I got into 20-something steps three times before I gave up and checked Smith's answer key. His answer is neat and sensible. I don't have any difficulty understanding it as an explanation. What I'm finding difficult is figuring out how you know when to apply which name to the universal quantifier.
Here's how the tree starts:
1. ∀x∀y(∃z(Rzx ⋀ Rzy) → Rxy)
2. ∀xRax
3. ¬∀x∀yRxy
…
7. ¬Rbc (addressing the negation in 3, & then introducing names)

So far, no problem. I then did something a little differently from Smith, which seems harmless enough, which is that I applied the names a, b, & c to the universal quantifier in 2.
8. Raa
9. Rab
10. Rac

Smith does very nearly the same thing later. The change in order doesn't seem important. But what is important is how Smith treats the universal quantifier in 1: He begins by assigning it the name b, and never has to go any further.
11. ∀y(∃z(Rzb ⋀ Rzy) → Rby)

And then he assigns the name c to the universal quantifier in 11:
12. ∃z(Rzb ⋀ Rzc) → Rbc

Which allows then splits into two branches which very quickly close off.
My problem was that I went through and applied each name to each universal quantifier systematically, rapidly developing a fairly unwieldy tree. My question, then, is: How do you know where to begin in assigning universal quantifiers? Do you just develop a sense/an eye for what kinds of patterns might develop? Is this just a matter of experience? Or is there a method?
 A: Mostly it's a matter of experience -- as well as a very important point which it looks like you're neglecting: The purpose of formal logic is to model ordinary prose mathematical reasoning of a kind you should already be familiar with. The best way to construct a formal proof is not to stare at the rules, but to think up an ordinary informal proof and then use your proof system to formalize that.
In this case the informal proof would be something like:

Theorem. Assume that we have a relation $\prec$ that satisfies

*

*$\forall x\forall y\; (\forall z(z\prec x\land z\prec y))\to x\prec y $
(that is, whenever there is something ($z$) that relates to both $x$ and $y$, then $x$ and $y$ relate to each other) and

*$\forall x\; a\prec x$
(the special element called $a$ relates to everything)

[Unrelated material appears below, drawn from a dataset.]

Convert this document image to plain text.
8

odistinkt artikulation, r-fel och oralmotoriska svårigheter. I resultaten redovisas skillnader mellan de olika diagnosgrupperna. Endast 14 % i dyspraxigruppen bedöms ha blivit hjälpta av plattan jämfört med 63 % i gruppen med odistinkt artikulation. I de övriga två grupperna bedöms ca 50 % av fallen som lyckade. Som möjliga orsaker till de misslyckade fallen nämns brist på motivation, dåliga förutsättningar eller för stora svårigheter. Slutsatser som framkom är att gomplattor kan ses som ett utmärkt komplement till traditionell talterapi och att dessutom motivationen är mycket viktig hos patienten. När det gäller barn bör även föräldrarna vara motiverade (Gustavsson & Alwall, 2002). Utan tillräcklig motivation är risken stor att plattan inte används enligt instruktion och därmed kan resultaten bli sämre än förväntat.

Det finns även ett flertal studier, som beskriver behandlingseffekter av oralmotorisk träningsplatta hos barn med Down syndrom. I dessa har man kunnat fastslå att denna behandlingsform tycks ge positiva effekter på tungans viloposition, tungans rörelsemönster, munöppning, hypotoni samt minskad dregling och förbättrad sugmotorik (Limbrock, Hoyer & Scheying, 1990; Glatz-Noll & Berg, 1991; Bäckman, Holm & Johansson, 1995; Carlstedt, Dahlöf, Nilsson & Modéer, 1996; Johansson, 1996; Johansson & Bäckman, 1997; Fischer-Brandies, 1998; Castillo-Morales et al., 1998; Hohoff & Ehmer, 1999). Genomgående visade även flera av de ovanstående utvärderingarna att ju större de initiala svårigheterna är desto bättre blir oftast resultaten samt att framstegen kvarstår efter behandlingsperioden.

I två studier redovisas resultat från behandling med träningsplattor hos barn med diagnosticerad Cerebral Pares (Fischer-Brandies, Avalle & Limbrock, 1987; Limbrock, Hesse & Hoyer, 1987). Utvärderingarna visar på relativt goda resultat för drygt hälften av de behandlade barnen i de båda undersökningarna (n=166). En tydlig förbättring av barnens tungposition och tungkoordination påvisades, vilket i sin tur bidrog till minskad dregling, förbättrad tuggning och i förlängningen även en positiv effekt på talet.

Then everything is related to everything.
Proof. Let $x$ and $y$ be arbitrary. Then since the $a$ from assumption (2) relates to everything, we have $a\prec x$ and $a\prec y$. But this means that $a$ can play the role of $z$ in the premise of (1), so we conclude that $x\prec y$. But since $x$ and $y$ were arbitrary, this means that everything relates to everything.

Formalizing this proof is then not a matter of knowing how to apply the rules in isolation, but of knowing how your rules can be used to represent each of the motifs in our informal proof.
The details of this depends on exactly how the textbook's system (which I don't know in detail) is set up. What you should now use the exercise for is try to map the formal proof in the solution key back to an informal prose proof, and compare their structure to get a feel for how the formal rules express the manipulations we take for granted when we write prose proofs.
For example, the part you quote sounds like Smith's system deals with the "Let $x$ and $y$ be arbitrary" motif by choosing new constant letters $c$ and $d$ to stand for $x$ and $y$ in the following proof steps, and then finally uses a generalization rule to swap the $b$ and $c$ out with $x$ and $y$ while getting the quantifier in place -- the "since $x$ and $y$ were arbitary" step.